Este axioma do TQM considera que, em essência, existem nas empresas dois tipos básicos de atitudes em relação a seu sistema produtivo: a mentalidade “market-in”, que se focaliza na satisfação do cliente como propósito fundamental do trabalho, e seu oposto a “product-out”, na qual o produto em si mesmo é o propósito do trabalho.
O conceito tradicional, a mentalidade product-out, afirma que um trabalho está bem feito se o produto é fabricado de acordo com as especificações do manual, e se o resultado do trabalho é um produto que satisfaz todas as especificações ou standards. Esta atitude em relação à produção chama-se product-out porque focaliza no esforço da companhia em lançar ao mercado o que “ela considera” ser um bom produto, só de acordo com seus próprios critérios.
Nós verificamos na prática com triste freqüência- que as empresas que se comportam com a mentalidade product-out consideram, muitas vezes, que o cliente é estúpido e que não entende nada de especificações. O correto, já observado por Deming, é que o cliente não tem obrigação de entender de especificações -nem poderia entender em caso de especificações técnicas. É claro que não por isso ele é estúpido, por mais que a empresa insista nisso.
Por que a mentalidade product-out inibe o processo de melhoria da performance?
Existem sem dúvida vários fatores; consideremos alguns deles: dentro do esquema product-out os funcionários assumem que sua única obrigação é fazer o trabalho de forma que o produto satisfaça as especificações, tanto do produto como do processo. Isso define a lógica do trabalho, que todo mundo respeita e à qual ele deve ajustar-se. Ele não é estimulado nem recebeu ou foi treinado em ferramentas de melhoria para ir além das especificações e tentar fazer um trabalho melhor. Como qualidade e especificações são conceitos que são considerados equivalentes dentro deste modelo de pensamento, tenta evitar-se qualquer tentativa de sair-se dos standards, mesmo que isso venha a trazer melhoria para o processo. Isto é, a melhoria é erradicada dentro do universo mental do trabalhador.

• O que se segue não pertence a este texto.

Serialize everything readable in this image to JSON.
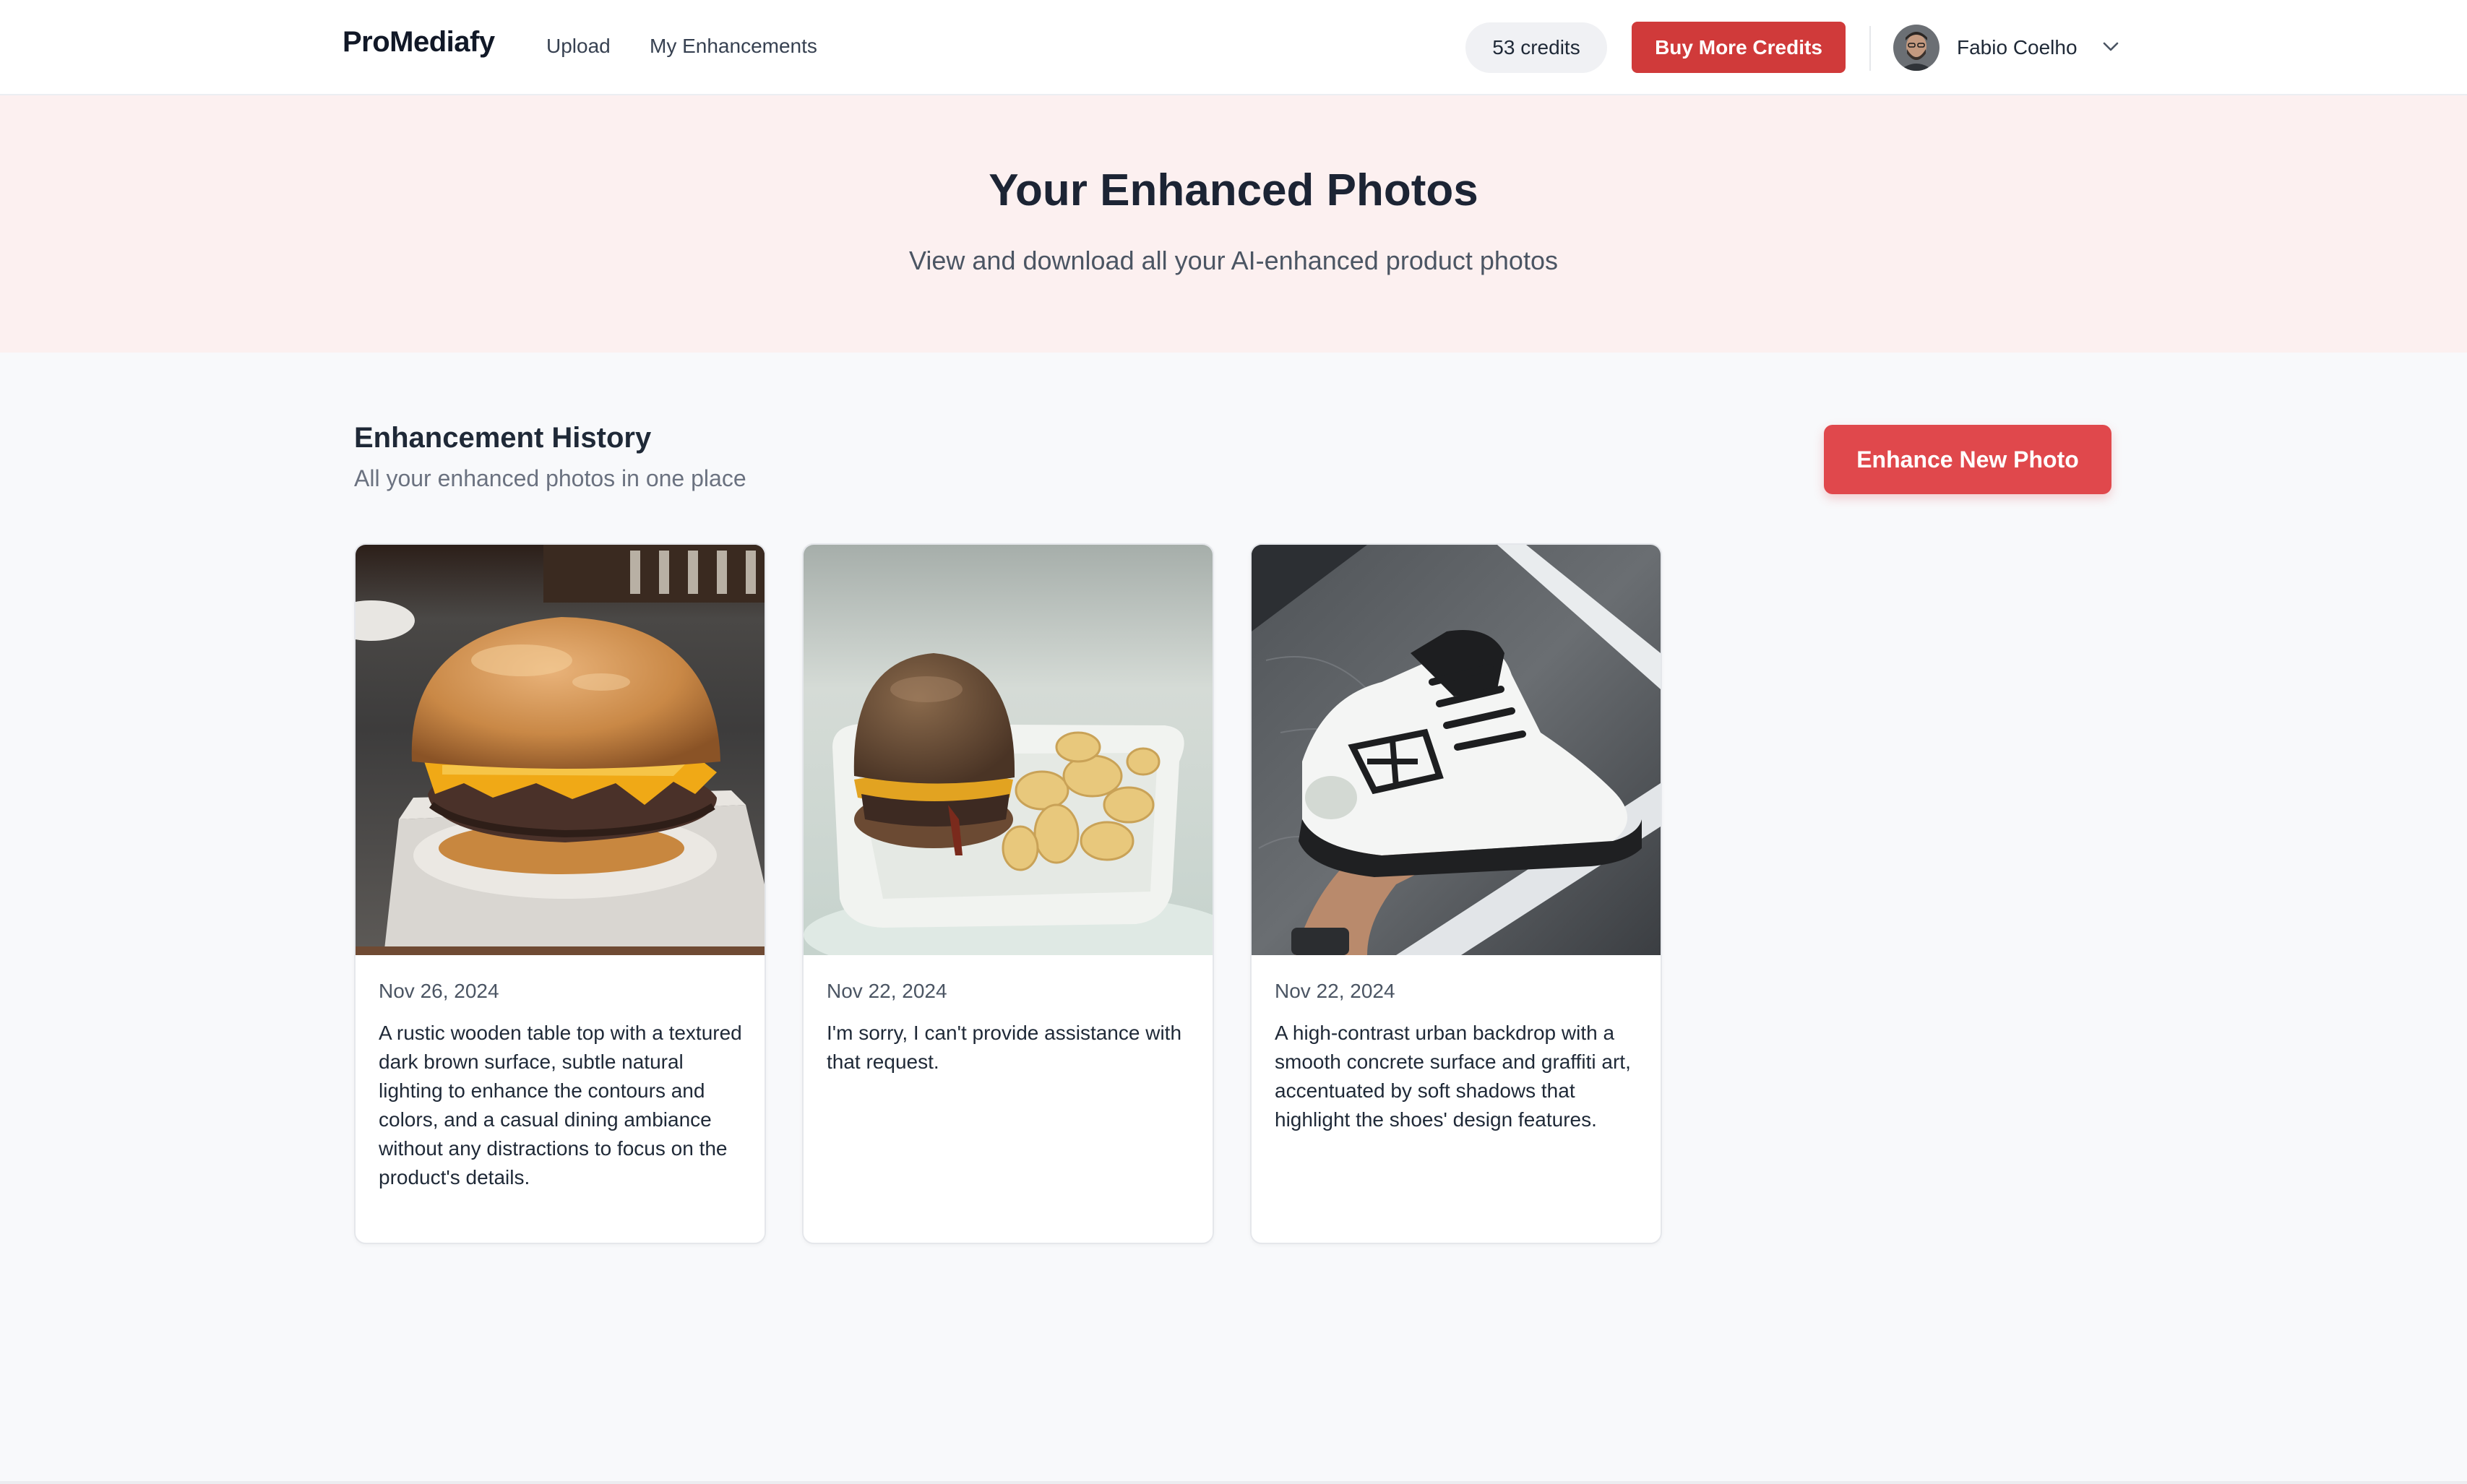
{
  "nav": {
    "logo": "ProMediafy",
    "links": [
      "Upload",
      "My Enhancements"
    ],
    "credits": "53 credits",
    "buy_button": "Buy More Credits",
    "user_name": "Fabio Coelho"
  },
  "hero": {
    "title": "Your Enhanced Photos",
    "subtitle": "View and download all your AI-enhanced product photos"
  },
  "section": {
    "title": "Enhancement History",
    "subtitle": "All your enhanced photos in one place",
    "enhance_button": "Enhance New Photo"
  },
  "cards": [
    {
      "date": "Nov 26, 2024",
      "description": "A rustic wooden table top with a textured dark brown surface, subtle natural lighting to enhance the contours and colors, and a casual dining ambiance without any distractions to focus on the product's details.",
      "image": "burger-on-wooden-table"
    },
    {
      "date": "Nov 22, 2024",
      "description": "I'm sorry, I can't provide assistance with that request.",
      "image": "burger-with-fries-on-plate"
    },
    {
      "date": "Nov 22, 2024",
      "description": "A high-contrast urban backdrop with a smooth concrete surface and graffiti art, accentuated by soft shadows that highlight the shoes' design features.",
      "image": "white-sneaker-in-hand"
    }
  ],
  "colors": {
    "brand_red": "#d03a3a",
    "cta_red": "#e0484c",
    "hero_bg": "#fcf0f0",
    "page_bg": "#f8f9fb"
  },
  "icons": [
    "chevron-down-icon",
    "avatar-photo"
  ]
}
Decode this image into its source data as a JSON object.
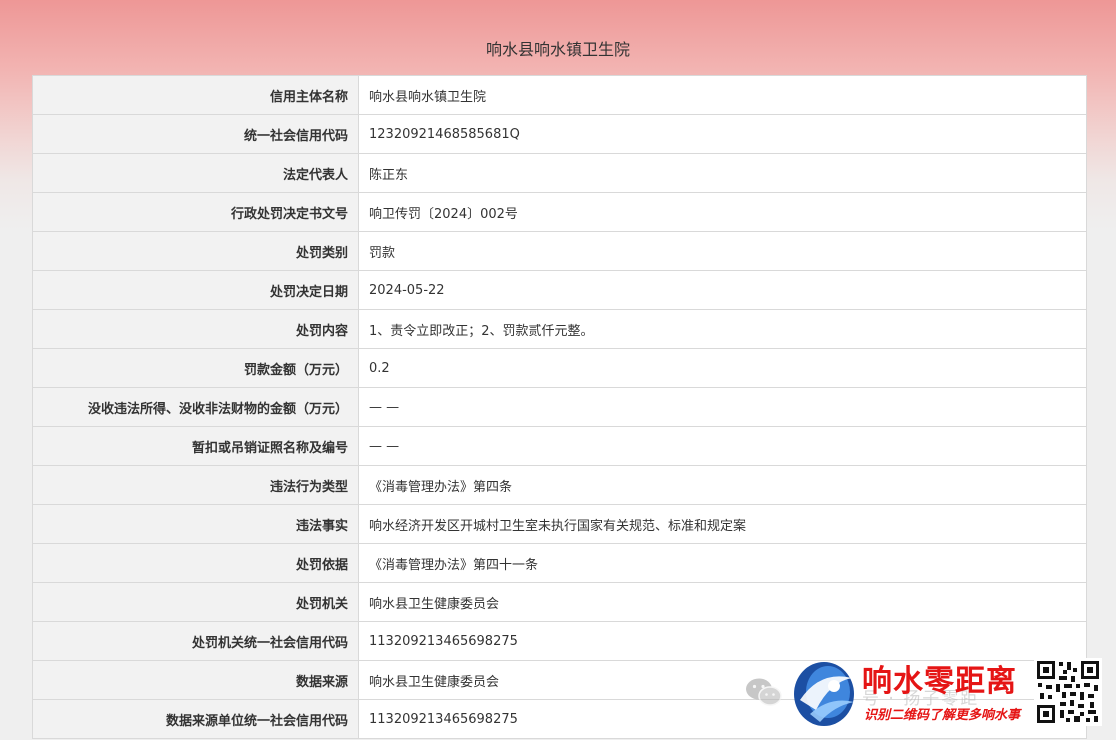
{
  "page": {
    "title": "响水县响水镇卫生院"
  },
  "rows": [
    {
      "label": "信用主体名称",
      "value": "响水县响水镇卫生院"
    },
    {
      "label": "统一社会信用代码",
      "value": "12320921468585681Q"
    },
    {
      "label": "法定代表人",
      "value": "陈正东"
    },
    {
      "label": "行政处罚决定书文号",
      "value": "响卫传罚〔2024〕002号"
    },
    {
      "label": "处罚类别",
      "value": "罚款"
    },
    {
      "label": "处罚决定日期",
      "value": "2024-05-22"
    },
    {
      "label": "处罚内容",
      "value": "1、责令立即改正；2、罚款贰仟元整。"
    },
    {
      "label": "罚款金额（万元）",
      "value": "0.2"
    },
    {
      "label": "没收违法所得、没收非法财物的金额（万元）",
      "value": "— —"
    },
    {
      "label": "暂扣或吊销证照名称及编号",
      "value": "— —"
    },
    {
      "label": "违法行为类型",
      "value": "《消毒管理办法》第四条"
    },
    {
      "label": "违法事实",
      "value": "响水经济开发区开城村卫生室未执行国家有关规范、标准和规定案"
    },
    {
      "label": "处罚依据",
      "value": "《消毒管理办法》第四十一条"
    },
    {
      "label": "处罚机关",
      "value": "响水县卫生健康委员会"
    },
    {
      "label": "处罚机关统一社会信用代码",
      "value": "113209213465698275"
    },
    {
      "label": "数据来源",
      "value": "响水县卫生健康委员会"
    },
    {
      "label": "数据来源单位统一社会信用代码",
      "value": "113209213465698275"
    }
  ],
  "watermark": {
    "brand_name": "响水零距离",
    "tagline": "识别二维码了解更多响水事",
    "ghost_text": "号 · 扬子零距",
    "brand_color": "#e51515",
    "icons": [
      "wechat-icon",
      "logo-icon",
      "qr-code"
    ]
  }
}
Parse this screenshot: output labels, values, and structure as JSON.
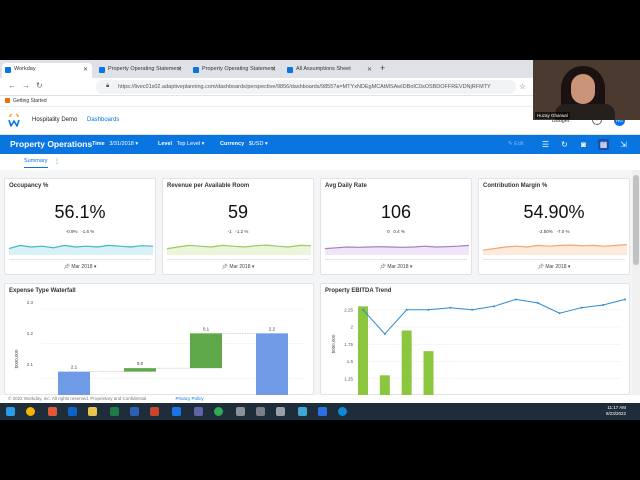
{
  "browser": {
    "tabs": [
      {
        "label": "Workday",
        "fav": "#0875e1"
      },
      {
        "label": "Property Operating Statement",
        "fav": "#0875e1"
      },
      {
        "label": "Property Operating Statement",
        "fav": "#0875e1"
      },
      {
        "label": "All Assumptions Sheet",
        "fav": "#0875e1"
      }
    ],
    "url": "https://livec01s02.adaptiveplanning.com/dashboards/perspective/9856/dashboards/9855?a=MTYxNDEgMCAtMSAwIDBoIC0sOSBDOFFREVDNjRFMTY",
    "bookmark": "Getting Started"
  },
  "app": {
    "name": "Hospitality Demo",
    "nav": "Dashboards",
    "budget": "Budget",
    "user_initials": "HG"
  },
  "dashbar": {
    "title": "Property Operations",
    "time_label": "Time",
    "time_value": "3/31/2018",
    "level_label": "Level",
    "level_value": "Top Level",
    "currency_label": "Currency",
    "currency_value": "$USD",
    "edit_label": "Edit"
  },
  "summary_tab": "Summary",
  "kpis": [
    {
      "title": "Occupancy %",
      "value": "56.1%",
      "d1": "-0.9%",
      "d2": "-1.6 %",
      "period": "Mar 2018",
      "color": "#3bb9c9",
      "fill": "#d8f1f4",
      "trend": [
        0.4,
        0.6,
        0.5,
        0.55,
        0.45,
        0.6,
        0.5,
        0.55,
        0.5,
        0.6,
        0.55,
        0.5,
        0.58,
        0.55
      ]
    },
    {
      "title": "Revenue per Available Room",
      "value": "59",
      "d1": "-1",
      "d2": "-1.2 %",
      "period": "Mar 2018",
      "color": "#9ccc5a",
      "fill": "#eaf5dc",
      "trend": [
        0.4,
        0.5,
        0.6,
        0.55,
        0.5,
        0.6,
        0.55,
        0.5,
        0.58,
        0.62,
        0.55,
        0.5,
        0.6,
        0.58
      ]
    },
    {
      "title": "Avg Daily Rate",
      "value": "106",
      "d1": "0",
      "d2": "0.4 %",
      "period": "Mar 2018",
      "color": "#a77bc9",
      "fill": "#efe5f6",
      "trend": [
        0.4,
        0.45,
        0.5,
        0.48,
        0.5,
        0.52,
        0.5,
        0.48,
        0.5,
        0.55,
        0.5,
        0.52,
        0.55,
        0.6
      ]
    },
    {
      "title": "Contribution Margin %",
      "value": "54.90%",
      "d1": "-2.50%",
      "d2": "-7.0 %",
      "period": "Mar 2018",
      "color": "#f2a66e",
      "fill": "#fdeadb",
      "trend": [
        0.3,
        0.4,
        0.5,
        0.55,
        0.5,
        0.6,
        0.55,
        0.6,
        0.62,
        0.58,
        0.6,
        0.55,
        0.6,
        0.65
      ]
    }
  ],
  "waterfall": {
    "title": "Expense Type Waterfall",
    "ylabel": "$000,000",
    "yticks": [
      "2.3",
      "2.2",
      "2.1"
    ],
    "bar_labels": [
      "2.1",
      "0.0",
      "0.1",
      "2.2"
    ]
  },
  "ebitda": {
    "title": "Property EBITDA Trend",
    "ylabel": "$000,000",
    "yticks": [
      "2.25",
      "2",
      "1.75",
      "1.5",
      "1.25"
    ]
  },
  "chart_data": [
    {
      "type": "bar",
      "title": "Expense Type Waterfall",
      "ylabel": "$000,000",
      "ylim": [
        2.05,
        2.32
      ],
      "bars": [
        {
          "label": "2.1",
          "start": 2.05,
          "end": 2.12,
          "color": "#6f9be6"
        },
        {
          "label": "0.0",
          "start": 2.12,
          "end": 2.13,
          "color": "#5fa84a"
        },
        {
          "label": "0.1",
          "start": 2.13,
          "end": 2.23,
          "color": "#5fa84a"
        },
        {
          "label": "2.2",
          "start": 2.05,
          "end": 2.23,
          "color": "#6f9be6"
        }
      ]
    },
    {
      "type": "bar",
      "title": "Property EBITDA Trend",
      "ylabel": "$000,000",
      "ylim": [
        1.0,
        2.45
      ],
      "bars": [
        2.3,
        1.3,
        1.95,
        1.65
      ],
      "line": [
        2.25,
        1.9,
        2.25,
        2.25,
        2.28,
        2.25,
        2.3,
        2.4,
        2.35,
        2.2,
        2.28,
        2.32,
        2.4
      ]
    }
  ],
  "footer": {
    "copyright": "© 2022 Workday, Inc. All rights reserved. Proprietary and Confidential",
    "privacy": "Privacy Policy"
  },
  "taskbar": {
    "time": "11:17 AM",
    "date": "8/23/2022"
  },
  "webcam": {
    "name": "Huzay Gharwal"
  }
}
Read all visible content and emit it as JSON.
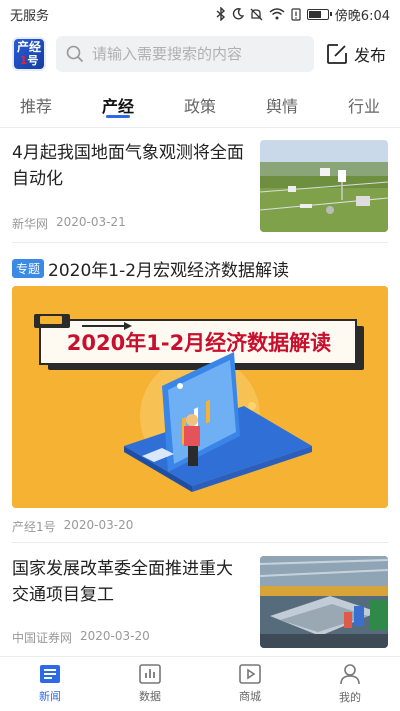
{
  "status_bar": {
    "carrier": "无服务",
    "time": "傍晚6:04"
  },
  "header": {
    "logo_line1": "产经",
    "logo_line2_prefix": "1",
    "logo_line2_suffix": "号",
    "search_placeholder": "请输入需要搜索的内容",
    "publish_label": "发布"
  },
  "tabs": [
    {
      "label": "推荐",
      "active": false
    },
    {
      "label": "产经",
      "active": true
    },
    {
      "label": "政策",
      "active": false
    },
    {
      "label": "舆情",
      "active": false
    },
    {
      "label": "行业",
      "active": false
    }
  ],
  "feed": [
    {
      "title": "4月起我国地面气象观测将全面自动化",
      "source": "新华网",
      "date": "2020-03-21"
    },
    {
      "tag": "专题",
      "title": "2020年1-2月宏观经济数据解读",
      "banner_text": "2020年1-2月经济数据解读",
      "source": "产经1号",
      "date": "2020-03-20"
    },
    {
      "title": "国家发展改革委全面推进重大交通项目复工",
      "source": "中国证券网",
      "date": "2020-03-20"
    }
  ],
  "bottom_nav": [
    {
      "label": "新闻",
      "icon": "news-icon",
      "active": true
    },
    {
      "label": "数据",
      "icon": "chart-icon",
      "active": false
    },
    {
      "label": "商城",
      "icon": "play-icon",
      "active": false
    },
    {
      "label": "我的",
      "icon": "user-icon",
      "active": false
    }
  ],
  "colors": {
    "accent": "#2d6be4",
    "tag": "#3b8ae6",
    "banner_bg": "#f5b233",
    "banner_title": "#c8102e"
  }
}
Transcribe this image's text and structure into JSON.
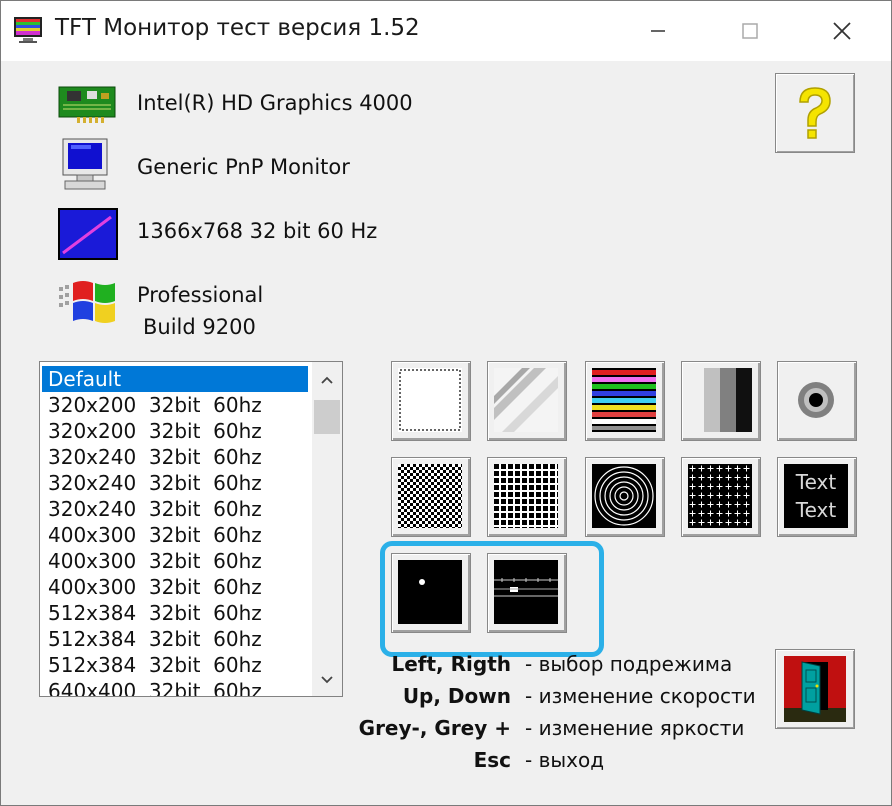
{
  "window": {
    "title": "TFT Монитор тест версия 1.52",
    "minimize_icon": "minimize-icon",
    "maximize_icon": "maximize-icon",
    "close_icon": "close-icon"
  },
  "info": {
    "graphics": "Intel(R) HD Graphics 4000",
    "monitor": "Generic PnP Monitor",
    "mode": "1366x768 32 bit 60 Hz",
    "os_line1": "Professional",
    "os_line2": "Build 9200"
  },
  "modes_list": {
    "items": [
      "Default",
      "320x200  32bit  60hz",
      "320x200  32bit  60hz",
      "320x240  32bit  60hz",
      "320x240  32bit  60hz",
      "320x240  32bit  60hz",
      "400x300  32bit  60hz",
      "400x300  32bit  60hz",
      "400x300  32bit  60hz",
      "512x384  32bit  60hz",
      "512x384  32bit  60hz",
      "512x384  32bit  60hz",
      "640x400  32bit  60hz"
    ],
    "selected_index": 0
  },
  "tests": [
    {
      "icon": "white-frame-test-icon"
    },
    {
      "icon": "gradient-diagonal-test-icon"
    },
    {
      "icon": "color-bars-test-icon"
    },
    {
      "icon": "gray-stripes-test-icon"
    },
    {
      "icon": "circle-target-test-icon"
    },
    {
      "icon": "checkerboard-test-icon"
    },
    {
      "icon": "grid-test-icon"
    },
    {
      "icon": "concentric-circles-test-icon"
    },
    {
      "icon": "crosses-test-icon"
    },
    {
      "icon": "text-test-icon"
    },
    {
      "icon": "moving-dot-test-icon"
    },
    {
      "icon": "moving-bar-test-icon"
    }
  ],
  "text_tile": {
    "line1": "Text",
    "line2": "Text"
  },
  "help": {
    "rows": [
      {
        "key": "Left, Rigth",
        "desc": "- выбор подрежима"
      },
      {
        "key": "Up, Down",
        "desc": "- изменение скорости"
      },
      {
        "key": "Grey-, Grey +",
        "desc": "- изменение яркости"
      },
      {
        "key": "Esc",
        "desc": "- выход"
      }
    ]
  },
  "colors": {
    "highlight": "#2bb0e8",
    "selection": "#0078d7",
    "help_question": "#f5e400",
    "exit_door": "#00a0a0"
  }
}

Assim, a mentalidade product-out priva ao trabalhador do direito de melhorar seu próprio trabalho e de usar seu cérebro para isso. O priva do direito a sentir orgulho pelo trabalho bem realizado. Como na história dos meninos da selva que foram criados pelos lobos, o contexto – neste caso manuais, standards ,etc. – constituem uma restrição e um limite para o crescimento.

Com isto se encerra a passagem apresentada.